The attention multiplier value.

Return type:

float

construct_kv_params()

static construct_kv_params(huggingface_config, pipeline_config, devices, kv_cache_config, cache_dtype)

source

Override the default Llama3Config.construct_kv_params to use head_dim from config.
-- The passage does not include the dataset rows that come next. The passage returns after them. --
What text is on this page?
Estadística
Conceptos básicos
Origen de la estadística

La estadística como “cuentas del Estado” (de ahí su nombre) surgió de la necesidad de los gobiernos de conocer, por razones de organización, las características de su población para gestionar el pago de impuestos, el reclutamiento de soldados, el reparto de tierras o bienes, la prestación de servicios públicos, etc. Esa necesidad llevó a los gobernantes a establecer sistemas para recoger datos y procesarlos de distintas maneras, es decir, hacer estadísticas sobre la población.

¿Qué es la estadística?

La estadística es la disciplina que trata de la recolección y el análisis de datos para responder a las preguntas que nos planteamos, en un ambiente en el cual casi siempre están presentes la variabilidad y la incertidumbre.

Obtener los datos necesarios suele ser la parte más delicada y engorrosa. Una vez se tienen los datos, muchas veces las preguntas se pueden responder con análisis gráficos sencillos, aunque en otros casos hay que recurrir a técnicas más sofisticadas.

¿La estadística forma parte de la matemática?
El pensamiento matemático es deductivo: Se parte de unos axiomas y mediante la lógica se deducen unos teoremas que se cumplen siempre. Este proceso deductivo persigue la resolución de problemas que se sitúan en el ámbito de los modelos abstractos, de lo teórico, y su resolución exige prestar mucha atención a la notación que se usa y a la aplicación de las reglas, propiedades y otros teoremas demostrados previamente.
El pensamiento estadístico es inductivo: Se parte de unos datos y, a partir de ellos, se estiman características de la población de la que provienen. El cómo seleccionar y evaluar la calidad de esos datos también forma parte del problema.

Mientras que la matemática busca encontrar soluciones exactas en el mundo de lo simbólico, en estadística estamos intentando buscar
Qwen3 models have an explicit head_dim field in their configuration, unlike Llama models where it needs to be calculated.

Parameters:

  • huggingface_config (AutoConfig) – The HuggingFace configuration object.
  • pipeline_config (PipelineConfig) – The MAX Engine pipeline configuration.
  • devices (list[DeviceRef]) – Devices to use for the KV cache.
  • kv_cache_config (KVCacheConfig) – Configuration for KV cache.
  • cache_dtype (DType) – Data type for the cache.

Returns:

KVCacheParams object with the correct head_dim from config.

Return type:

KVCacheParams

decoder_sparse_step

decoder_sparse_step: int = 1

source

Sparse step for the decoder. Controls which layers use MoE.

ep_config

ep_config: EPConfig | None = None

source

Expert parallelism configuration. None means no EP.

initialize()

classmethod initialize(pipeline_config, model_config=None)

source

Initializes a Qwen3Config instance from pipeline configuration.

Parameters:

Returns:

An initialized Qwen3Config instance.

Return type:

Self

initialize_from_config()

classmethod initialize_from_config(pipeline_config, huggingface_config, model_config=None)

source

Initializes a Qwen3Config instance from pipeline and HuggingFace configs.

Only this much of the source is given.